The pain seemed to come in waves, starting at my ankle and washing up to my hip. I transported my mind elsewhere and joined Jan Hershel on the beach in Cancun, or wherever she was healing from her marriage-gone-sour. I reclined on the wooden lounger next to hers and listened to the crashing surf. The sun beat down on my gimpy leg, heating it through, soothing the pain.
Total relaxation.
The ocean breeze kicked up. A puff of white dust landed on my baby-oiled skin. I looked over to see where it had come from. Jan was covered in the white stuff. She scraped at it and beat at it, but it stuck to her like . . . concrete.

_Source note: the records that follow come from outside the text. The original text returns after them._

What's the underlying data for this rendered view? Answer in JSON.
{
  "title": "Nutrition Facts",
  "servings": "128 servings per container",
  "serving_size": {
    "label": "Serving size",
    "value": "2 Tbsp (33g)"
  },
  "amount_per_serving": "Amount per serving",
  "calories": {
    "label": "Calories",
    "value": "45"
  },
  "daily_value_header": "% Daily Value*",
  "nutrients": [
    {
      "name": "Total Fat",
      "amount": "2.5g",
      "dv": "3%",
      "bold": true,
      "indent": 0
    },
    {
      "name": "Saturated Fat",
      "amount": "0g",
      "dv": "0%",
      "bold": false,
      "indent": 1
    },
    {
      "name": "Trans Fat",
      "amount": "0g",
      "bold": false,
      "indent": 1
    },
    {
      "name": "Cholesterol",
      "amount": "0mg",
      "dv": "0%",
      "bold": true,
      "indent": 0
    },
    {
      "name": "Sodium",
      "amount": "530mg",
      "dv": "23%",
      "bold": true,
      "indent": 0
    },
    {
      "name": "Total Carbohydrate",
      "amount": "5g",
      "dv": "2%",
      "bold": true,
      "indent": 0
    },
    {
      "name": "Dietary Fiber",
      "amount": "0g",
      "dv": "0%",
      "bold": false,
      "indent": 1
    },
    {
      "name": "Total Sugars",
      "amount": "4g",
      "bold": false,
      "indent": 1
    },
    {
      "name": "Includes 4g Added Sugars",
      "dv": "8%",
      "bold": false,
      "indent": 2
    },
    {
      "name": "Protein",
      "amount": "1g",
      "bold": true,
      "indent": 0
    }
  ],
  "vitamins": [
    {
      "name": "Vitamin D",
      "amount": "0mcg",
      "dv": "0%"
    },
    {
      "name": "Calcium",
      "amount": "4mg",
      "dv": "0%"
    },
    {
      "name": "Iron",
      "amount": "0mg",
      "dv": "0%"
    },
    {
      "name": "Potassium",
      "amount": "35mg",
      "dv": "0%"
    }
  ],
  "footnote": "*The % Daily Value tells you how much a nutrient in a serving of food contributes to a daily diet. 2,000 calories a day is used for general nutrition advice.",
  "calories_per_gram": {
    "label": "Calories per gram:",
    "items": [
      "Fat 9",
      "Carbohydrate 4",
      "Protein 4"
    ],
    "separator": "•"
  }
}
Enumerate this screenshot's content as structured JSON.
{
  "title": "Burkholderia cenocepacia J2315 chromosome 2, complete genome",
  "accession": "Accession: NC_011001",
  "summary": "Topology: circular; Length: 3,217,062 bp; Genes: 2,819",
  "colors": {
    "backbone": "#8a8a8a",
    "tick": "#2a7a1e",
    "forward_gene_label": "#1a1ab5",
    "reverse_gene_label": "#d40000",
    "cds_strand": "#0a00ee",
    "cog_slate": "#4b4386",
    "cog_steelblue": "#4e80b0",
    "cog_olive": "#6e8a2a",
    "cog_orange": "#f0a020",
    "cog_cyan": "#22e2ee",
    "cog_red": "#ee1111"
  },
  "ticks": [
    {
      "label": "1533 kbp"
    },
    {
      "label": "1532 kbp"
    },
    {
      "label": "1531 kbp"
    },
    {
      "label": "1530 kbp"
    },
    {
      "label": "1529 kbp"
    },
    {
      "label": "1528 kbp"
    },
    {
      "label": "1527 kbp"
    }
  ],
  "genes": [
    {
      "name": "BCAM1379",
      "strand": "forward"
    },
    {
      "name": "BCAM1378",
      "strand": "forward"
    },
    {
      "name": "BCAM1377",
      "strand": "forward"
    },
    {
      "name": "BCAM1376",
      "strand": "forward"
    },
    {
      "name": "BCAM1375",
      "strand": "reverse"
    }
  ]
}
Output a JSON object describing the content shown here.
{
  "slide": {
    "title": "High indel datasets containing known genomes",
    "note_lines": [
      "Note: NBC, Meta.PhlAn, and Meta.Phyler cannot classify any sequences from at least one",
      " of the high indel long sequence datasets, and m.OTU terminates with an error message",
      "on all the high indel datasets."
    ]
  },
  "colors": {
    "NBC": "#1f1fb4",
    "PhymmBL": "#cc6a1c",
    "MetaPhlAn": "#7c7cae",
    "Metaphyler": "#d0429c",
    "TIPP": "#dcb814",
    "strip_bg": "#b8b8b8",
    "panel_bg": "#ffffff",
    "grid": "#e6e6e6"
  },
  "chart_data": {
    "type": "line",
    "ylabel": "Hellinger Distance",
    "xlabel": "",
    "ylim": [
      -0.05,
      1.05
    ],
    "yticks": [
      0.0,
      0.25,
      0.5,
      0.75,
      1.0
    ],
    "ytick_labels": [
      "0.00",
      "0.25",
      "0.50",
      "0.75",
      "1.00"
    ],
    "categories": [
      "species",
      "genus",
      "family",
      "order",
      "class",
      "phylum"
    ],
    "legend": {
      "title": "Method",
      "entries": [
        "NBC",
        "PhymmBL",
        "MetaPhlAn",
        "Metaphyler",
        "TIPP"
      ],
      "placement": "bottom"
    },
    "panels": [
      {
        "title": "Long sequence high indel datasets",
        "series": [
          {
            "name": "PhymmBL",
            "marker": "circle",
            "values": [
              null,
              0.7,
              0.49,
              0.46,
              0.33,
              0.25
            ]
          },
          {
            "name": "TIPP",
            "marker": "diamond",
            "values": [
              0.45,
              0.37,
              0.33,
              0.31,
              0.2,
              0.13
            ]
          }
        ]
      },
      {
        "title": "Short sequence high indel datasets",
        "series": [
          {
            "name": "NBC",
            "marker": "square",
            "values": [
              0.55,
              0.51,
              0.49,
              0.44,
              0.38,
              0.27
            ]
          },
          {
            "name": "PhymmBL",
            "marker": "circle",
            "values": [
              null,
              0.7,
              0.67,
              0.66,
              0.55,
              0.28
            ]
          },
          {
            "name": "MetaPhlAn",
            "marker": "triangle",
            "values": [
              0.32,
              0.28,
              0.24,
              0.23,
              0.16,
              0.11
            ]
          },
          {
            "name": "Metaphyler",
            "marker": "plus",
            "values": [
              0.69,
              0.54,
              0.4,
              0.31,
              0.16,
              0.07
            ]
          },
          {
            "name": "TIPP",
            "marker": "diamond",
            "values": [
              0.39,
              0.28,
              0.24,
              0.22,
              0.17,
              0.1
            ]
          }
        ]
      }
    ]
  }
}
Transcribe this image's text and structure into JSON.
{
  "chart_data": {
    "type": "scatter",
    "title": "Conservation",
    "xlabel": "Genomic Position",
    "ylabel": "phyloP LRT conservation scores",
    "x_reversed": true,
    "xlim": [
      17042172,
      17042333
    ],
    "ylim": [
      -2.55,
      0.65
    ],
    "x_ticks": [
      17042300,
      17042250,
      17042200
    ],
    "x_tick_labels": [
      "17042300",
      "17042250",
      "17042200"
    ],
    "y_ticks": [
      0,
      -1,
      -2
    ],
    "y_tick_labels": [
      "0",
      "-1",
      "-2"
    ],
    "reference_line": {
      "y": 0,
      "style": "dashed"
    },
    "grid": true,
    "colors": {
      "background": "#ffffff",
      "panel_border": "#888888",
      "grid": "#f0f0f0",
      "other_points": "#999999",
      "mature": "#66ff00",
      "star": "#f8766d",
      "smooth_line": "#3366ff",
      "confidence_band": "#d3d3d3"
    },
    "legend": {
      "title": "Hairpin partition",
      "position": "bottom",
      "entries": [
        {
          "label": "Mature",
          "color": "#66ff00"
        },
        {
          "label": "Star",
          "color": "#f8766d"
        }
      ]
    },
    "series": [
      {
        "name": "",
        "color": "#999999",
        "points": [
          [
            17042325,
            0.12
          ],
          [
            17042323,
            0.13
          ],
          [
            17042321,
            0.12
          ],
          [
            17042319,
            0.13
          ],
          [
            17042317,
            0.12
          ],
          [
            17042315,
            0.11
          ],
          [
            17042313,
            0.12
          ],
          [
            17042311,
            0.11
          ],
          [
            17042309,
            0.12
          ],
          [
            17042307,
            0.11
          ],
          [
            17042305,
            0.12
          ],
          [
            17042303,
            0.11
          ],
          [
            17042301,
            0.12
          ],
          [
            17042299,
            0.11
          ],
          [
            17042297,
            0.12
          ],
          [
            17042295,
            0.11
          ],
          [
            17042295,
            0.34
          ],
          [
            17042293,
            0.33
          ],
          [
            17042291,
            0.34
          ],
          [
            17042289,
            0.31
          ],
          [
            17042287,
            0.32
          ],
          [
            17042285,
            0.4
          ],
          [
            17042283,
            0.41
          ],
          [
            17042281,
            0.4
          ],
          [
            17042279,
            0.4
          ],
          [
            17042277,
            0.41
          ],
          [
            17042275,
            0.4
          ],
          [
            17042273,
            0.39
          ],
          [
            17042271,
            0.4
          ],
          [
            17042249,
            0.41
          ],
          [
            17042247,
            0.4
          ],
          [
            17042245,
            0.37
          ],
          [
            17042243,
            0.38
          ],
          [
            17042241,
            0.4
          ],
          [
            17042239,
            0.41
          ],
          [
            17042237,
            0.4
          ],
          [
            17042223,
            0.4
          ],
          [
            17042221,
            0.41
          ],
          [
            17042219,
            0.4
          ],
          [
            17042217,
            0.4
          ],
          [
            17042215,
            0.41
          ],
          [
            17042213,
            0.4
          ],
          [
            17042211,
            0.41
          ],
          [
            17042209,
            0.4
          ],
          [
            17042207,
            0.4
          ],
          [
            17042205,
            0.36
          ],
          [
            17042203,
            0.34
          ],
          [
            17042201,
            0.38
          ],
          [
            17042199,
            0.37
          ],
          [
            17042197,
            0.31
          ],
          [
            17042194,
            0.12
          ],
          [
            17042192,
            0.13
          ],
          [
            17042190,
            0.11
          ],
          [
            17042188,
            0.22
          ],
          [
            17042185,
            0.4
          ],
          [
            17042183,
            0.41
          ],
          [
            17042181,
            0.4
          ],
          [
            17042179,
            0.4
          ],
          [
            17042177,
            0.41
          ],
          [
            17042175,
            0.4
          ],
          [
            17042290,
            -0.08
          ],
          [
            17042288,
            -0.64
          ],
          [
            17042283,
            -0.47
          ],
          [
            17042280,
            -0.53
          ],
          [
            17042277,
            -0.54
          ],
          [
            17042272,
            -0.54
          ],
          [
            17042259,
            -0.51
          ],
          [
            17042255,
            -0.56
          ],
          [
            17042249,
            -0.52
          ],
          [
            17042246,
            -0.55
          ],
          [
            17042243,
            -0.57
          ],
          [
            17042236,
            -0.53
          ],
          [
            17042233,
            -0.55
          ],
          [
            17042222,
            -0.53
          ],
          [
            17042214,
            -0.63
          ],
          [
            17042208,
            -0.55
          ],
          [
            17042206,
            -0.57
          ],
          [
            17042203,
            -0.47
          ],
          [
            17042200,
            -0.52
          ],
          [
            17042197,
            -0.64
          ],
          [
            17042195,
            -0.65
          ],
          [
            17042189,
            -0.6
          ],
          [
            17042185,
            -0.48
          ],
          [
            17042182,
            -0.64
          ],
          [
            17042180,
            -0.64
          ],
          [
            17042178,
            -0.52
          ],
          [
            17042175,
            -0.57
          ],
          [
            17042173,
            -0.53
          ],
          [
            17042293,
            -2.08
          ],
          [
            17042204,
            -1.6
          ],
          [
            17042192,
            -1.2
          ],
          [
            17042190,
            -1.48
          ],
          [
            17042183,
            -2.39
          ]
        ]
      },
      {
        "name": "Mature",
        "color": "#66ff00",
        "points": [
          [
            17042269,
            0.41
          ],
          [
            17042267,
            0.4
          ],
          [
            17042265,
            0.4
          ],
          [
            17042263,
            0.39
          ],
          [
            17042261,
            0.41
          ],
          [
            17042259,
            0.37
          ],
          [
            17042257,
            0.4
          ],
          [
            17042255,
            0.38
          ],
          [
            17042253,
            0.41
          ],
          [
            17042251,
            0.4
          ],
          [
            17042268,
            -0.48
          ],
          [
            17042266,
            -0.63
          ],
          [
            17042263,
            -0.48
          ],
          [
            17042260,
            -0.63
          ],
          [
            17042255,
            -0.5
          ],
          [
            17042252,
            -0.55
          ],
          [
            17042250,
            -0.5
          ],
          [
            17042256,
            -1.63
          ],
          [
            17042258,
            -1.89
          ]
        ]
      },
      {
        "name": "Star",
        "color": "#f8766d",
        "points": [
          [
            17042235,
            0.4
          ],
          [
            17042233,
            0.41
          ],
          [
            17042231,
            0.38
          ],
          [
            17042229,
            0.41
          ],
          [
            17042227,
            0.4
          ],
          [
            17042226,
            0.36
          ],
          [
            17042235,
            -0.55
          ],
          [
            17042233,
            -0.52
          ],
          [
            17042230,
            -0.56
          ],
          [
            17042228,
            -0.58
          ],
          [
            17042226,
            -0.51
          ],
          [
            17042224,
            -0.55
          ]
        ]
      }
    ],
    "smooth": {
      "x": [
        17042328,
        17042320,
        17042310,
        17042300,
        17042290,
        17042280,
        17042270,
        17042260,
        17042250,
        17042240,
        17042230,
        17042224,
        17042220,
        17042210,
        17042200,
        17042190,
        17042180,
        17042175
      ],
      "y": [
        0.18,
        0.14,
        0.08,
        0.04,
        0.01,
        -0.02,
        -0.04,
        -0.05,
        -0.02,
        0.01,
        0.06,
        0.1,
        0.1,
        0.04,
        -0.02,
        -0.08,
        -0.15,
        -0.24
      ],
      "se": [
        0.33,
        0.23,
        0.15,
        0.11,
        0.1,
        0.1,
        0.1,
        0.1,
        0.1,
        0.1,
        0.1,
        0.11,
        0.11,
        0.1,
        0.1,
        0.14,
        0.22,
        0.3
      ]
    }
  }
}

I jerked upright on my cot, grateful for the sharp pain that snapped me back to the gloomy Michigan afternoon.
Hold it together, Tish, I chided. Jan Hershel is not buried in your cistern.
In fact, nobody was buried in my cistern. And why my line of thinking kept heading in the body-in-the-basement direction was beginning to be a source of concern. If I weren’t in such a rush to get out of Rawlings, I’d consider taking a full-time job to keep my mind off the past, present, and future.
But I’d come to the realization awhile back that I was completely unemployable. Three years of forced menial labor had cured me of the job market forever. And when I’d finally collected my two-bedroom inheritance and enough money to pay my attorney bills, I’d leveraged my way from that first broken-down house in Walled Lake to this veritable mansion in Rawlings.
The windows rattled and I knew Brad was making his way up the basement steps.